Great, I just tried out the test cased I enclosed above. It does have a better bound than a simple single centroid, and the perf is comparable.

with data(c, v) as (values
(47325940488 ,          1),
(15457695432 ,          2),
(6889790700 ,          3),
(4188763788 ,          4),
(2882932224 ,          5),
(2114815860 ,          6),
(1615194324 ,          7),
(2342114568 ,          9),
(1626471924 ,         11),
(1660755408 ,         14),
(1143728292 ,         17),
(1082582424 ,         21),
(911488284 ,         26),
(728863908 ,         32),
(654898692 ,         40),
(530198076 ,         50),
(417883440 ,         62),
(341452344 ,         77),
(274579584 ,         95),
(231921120 ,        118),
(184091820 ,        146),
(152469828 ,        181),
(125634972 ,        224),
(107059704 ,        278),
( 88746120 ,        345),
( 73135668 ,        428),
( 61035756 ,        531),
( 50683320 ,        658),
( 42331824 ,        816),
( 35234400 ,       1012),
( 29341356 ,       1255),
( 24290928 ,       1556),
( 20284668 ,       1929),
( 17215908 ,       2391),
( 14737488 ,       2964),
( 12692772 ,       3674),
( 11220732 ,       4555),
(  9787584 ,       5647),
(  8148420 ,       7000),
(  6918612 ,       8678),
(  6015000 ,      10758),
(  5480316 ,      13336),
(  5443356 ,      16532),
(  4535616 ,      20494),
(  3962316 ,      25406),
(  3914484 ,      31495),
(  3828108 ,      39043),
(  3583536 ,      48400),
(  4104120 ,      60000),
(166024740 , 2147483647))
select tdigest_percentile(t, 0.95) as P95
from (select tdigest(v, c, 100) as t from data) sub;
      p95        
------------------
 29.5167629167667

It's quite close to 26. I would be happy to see this make it into the master branch!

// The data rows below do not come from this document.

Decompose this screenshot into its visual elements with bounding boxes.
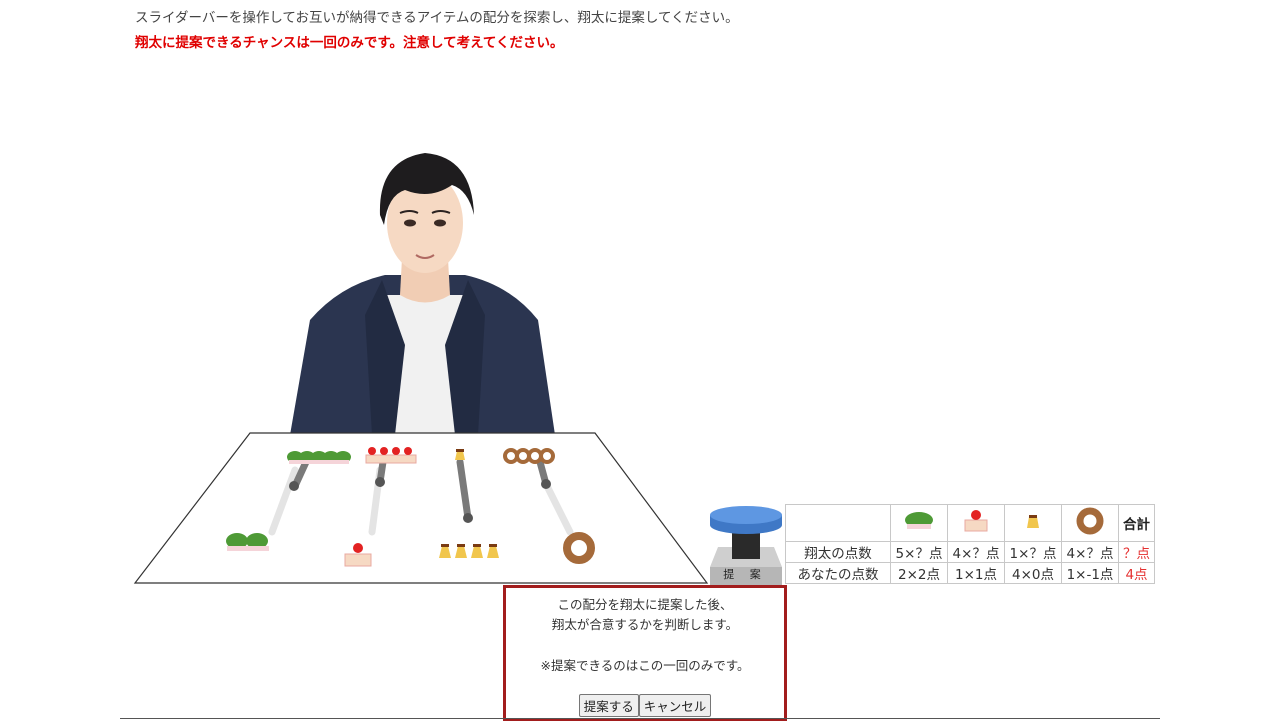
strawberry-cake-icon <box>964 510 988 532</box>
pudding-icon <box>1027 515 1039 528</box>
cake-icon <box>947 504 1005 542</box>
slider-handle-mochi[interactable] <box>289 481 299 491</box>
score-table-corner <box>785 504 891 542</box>
confirm-dialog: この配分を翔太に提案した後、 翔太が合意するかを判断します。 ※提案できるのはこ… <box>503 585 787 721</box>
your-score-cake: 1×1点 <box>947 562 1005 584</box>
your-pudding-group <box>439 544 499 558</box>
partner-pudding-group <box>455 449 465 460</box>
cancel-button[interactable]: キャンセル <box>638 694 712 717</box>
your-score-donut: 1×-1点 <box>1061 562 1119 584</box>
partner-score-label: 翔太の点数 <box>785 541 891 563</box>
pudding-cell-icon <box>1004 504 1062 542</box>
partner-score-mochi: 5×？点 <box>890 541 948 563</box>
dialog-buttons: 提案する キャンセル <box>506 694 784 717</box>
score-table: 合計 翔太の点数 5×？点 4×？点 1×？点 4×？点 ？点 あなたの点数 2… <box>785 504 1155 584</box>
partner-mochi-group <box>287 451 351 464</box>
partner-score-cake: 4×？点 <box>947 541 1005 563</box>
slider-handle-pudding[interactable] <box>463 513 473 523</box>
your-score-total: 4点 <box>1118 562 1155 584</box>
your-score-pudding: 4×0点 <box>1004 562 1062 584</box>
total-header: 合計 <box>1118 504 1155 542</box>
your-score-label: あなたの点数 <box>785 562 891 584</box>
dialog-note: ※提案できるのはこの一回のみです。 <box>540 658 750 673</box>
your-mochi-group <box>226 533 269 551</box>
partner-donut-group <box>503 448 555 464</box>
donut-icon <box>1076 507 1104 535</box>
dialog-line-1: この配分を翔太に提案した後、 <box>557 597 733 612</box>
bottom-divider <box>120 718 1160 719</box>
your-donut-group <box>563 532 595 564</box>
slider-handle-cake[interactable] <box>375 477 385 487</box>
partner-score-donut: 4×？点 <box>1061 541 1119 563</box>
partner-score-pudding: 1×？点 <box>1004 541 1062 563</box>
kashiwa-mochi-icon <box>905 512 933 529</box>
mochi-icon <box>890 504 948 542</box>
confirm-propose-button[interactable]: 提案する <box>578 694 639 717</box>
your-score-mochi: 2×2点 <box>890 562 948 584</box>
donut-cell-icon <box>1061 504 1119 542</box>
slider-handle-donut[interactable] <box>541 479 551 489</box>
your-cake-group <box>344 543 372 567</box>
partner-score-total: ？点 <box>1118 541 1155 563</box>
dialog-line-2: 翔太が合意するかを判断します。 <box>551 617 739 632</box>
partner-cake-group <box>365 447 417 464</box>
propose-button[interactable] <box>706 503 786 585</box>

tvondra commented 3 years ago

Yeah, I don't think we can do much better than that - with this type of data (very few distinct values) the accuracy depends a lot on how the centroids get merged, and so on. In fact, it depends a lot on ordering of the input data - try this:

select tdigest_percentile(t, 0.95) from (Select tdigest(value, count, 100) as t from (select * from t order by random()) bar) foo;

I regularly see values between 30-40, which is not that great. But the solution is using larger t-digests - using 1000 instead of 100 makes is way more accurate.

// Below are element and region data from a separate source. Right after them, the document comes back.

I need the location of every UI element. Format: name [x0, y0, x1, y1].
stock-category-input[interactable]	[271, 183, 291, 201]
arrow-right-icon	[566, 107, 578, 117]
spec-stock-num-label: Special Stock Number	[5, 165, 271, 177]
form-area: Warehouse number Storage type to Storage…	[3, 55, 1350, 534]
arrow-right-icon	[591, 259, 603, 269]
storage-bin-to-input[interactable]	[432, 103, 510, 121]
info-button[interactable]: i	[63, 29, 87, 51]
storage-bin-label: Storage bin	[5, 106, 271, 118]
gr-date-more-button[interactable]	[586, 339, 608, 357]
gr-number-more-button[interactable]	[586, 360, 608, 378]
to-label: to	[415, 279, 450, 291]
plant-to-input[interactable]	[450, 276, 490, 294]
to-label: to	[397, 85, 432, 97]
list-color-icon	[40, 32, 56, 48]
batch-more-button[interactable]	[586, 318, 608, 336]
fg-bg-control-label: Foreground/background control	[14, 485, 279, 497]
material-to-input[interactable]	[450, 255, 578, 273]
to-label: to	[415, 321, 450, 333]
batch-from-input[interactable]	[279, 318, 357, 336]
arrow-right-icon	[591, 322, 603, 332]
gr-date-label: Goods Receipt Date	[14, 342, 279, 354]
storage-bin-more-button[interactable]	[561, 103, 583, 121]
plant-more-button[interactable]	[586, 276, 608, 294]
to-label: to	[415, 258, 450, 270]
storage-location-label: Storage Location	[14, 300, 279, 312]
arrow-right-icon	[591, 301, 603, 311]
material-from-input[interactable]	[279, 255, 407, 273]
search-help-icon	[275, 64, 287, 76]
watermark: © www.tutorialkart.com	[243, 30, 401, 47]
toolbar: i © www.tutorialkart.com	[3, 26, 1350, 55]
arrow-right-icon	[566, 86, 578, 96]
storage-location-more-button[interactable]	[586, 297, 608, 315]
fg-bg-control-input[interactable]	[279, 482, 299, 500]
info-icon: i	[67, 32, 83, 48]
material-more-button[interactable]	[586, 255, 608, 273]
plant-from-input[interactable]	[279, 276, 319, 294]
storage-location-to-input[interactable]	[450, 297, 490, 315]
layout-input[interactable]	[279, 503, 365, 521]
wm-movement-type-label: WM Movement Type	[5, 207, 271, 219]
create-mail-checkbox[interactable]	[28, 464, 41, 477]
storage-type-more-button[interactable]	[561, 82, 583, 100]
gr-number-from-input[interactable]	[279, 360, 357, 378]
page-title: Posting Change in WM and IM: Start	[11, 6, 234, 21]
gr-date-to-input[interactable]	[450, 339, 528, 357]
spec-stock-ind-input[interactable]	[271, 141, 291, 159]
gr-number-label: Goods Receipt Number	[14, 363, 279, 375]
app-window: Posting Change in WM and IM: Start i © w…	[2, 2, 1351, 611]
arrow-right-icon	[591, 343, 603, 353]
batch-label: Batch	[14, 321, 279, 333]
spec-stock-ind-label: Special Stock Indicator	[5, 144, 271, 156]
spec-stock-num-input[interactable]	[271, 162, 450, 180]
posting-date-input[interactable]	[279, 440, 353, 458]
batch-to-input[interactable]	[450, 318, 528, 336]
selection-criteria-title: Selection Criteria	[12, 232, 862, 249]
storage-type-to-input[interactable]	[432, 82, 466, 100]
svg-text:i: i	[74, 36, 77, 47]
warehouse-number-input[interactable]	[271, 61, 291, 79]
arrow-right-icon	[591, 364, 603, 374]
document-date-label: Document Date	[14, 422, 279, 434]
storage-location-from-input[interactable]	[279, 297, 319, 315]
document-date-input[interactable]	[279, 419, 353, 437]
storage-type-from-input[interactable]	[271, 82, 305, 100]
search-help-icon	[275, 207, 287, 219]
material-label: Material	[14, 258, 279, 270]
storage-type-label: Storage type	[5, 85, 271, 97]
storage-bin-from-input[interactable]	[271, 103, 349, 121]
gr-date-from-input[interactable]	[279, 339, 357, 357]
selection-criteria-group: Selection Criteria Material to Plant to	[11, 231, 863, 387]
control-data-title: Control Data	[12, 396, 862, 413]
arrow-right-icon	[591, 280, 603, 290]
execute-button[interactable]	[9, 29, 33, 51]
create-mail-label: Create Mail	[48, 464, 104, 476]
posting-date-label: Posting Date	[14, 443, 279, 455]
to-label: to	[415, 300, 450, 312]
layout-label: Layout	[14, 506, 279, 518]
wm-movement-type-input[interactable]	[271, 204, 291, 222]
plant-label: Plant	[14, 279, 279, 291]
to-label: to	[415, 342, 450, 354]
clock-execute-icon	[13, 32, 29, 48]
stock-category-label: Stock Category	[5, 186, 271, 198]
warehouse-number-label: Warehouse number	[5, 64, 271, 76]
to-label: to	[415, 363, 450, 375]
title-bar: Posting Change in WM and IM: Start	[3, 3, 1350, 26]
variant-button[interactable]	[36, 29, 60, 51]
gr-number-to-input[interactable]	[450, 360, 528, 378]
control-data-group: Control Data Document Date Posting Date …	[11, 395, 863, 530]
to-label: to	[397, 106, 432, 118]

Obviously, there might still be bugs affecting the accuracy, but even in that case I think this type of data is problematic.

tvondra commented 3 years ago

BTW the last commit in the branch changes the on-disk format a bit - we need to store mean instead of sum for each centroid, to prevent unnecessary rounding errors. Which causes issues because merging two centroids with the same mean may produce a centroid with a slightly different mean, which may negatively affect the t-digest - e.g. the new mean may be sorted somewhere else, making the t-digest not well-formed.

The change is made in backwards-compatible way, i.e. it should be possible to read current t-digests using the new code and get the right results. But maybe that's worth testing.

It also affects the text output, so if some client code works with the t-digest directly (parses the string), that will require changes (using the "flags" value).

It'd be good to test if this actually works correctly. I'll do that as part of the development, but if you could give it a try on your exiting data, that'd be nice.

min-mwei commented 3 years ago

Sounds great Tomas. Yeah, the metric data range is all over the place, which we get when measuring 10s millions of devices in the wild. The approx percentile via tdigest gives us a sense of direction when the underlying code is changed.

Currently in my use case, I don't store tdigest on disk just yet, as I am using a specialized hstore to accumulate and merge <value, count> pairs received an external system. So I don't have a "real world system" to test against, though this API change would let me use the tdigest type in tables now.

tvondra commented 3 years ago

I've pushed this, after a bit of additional polishing.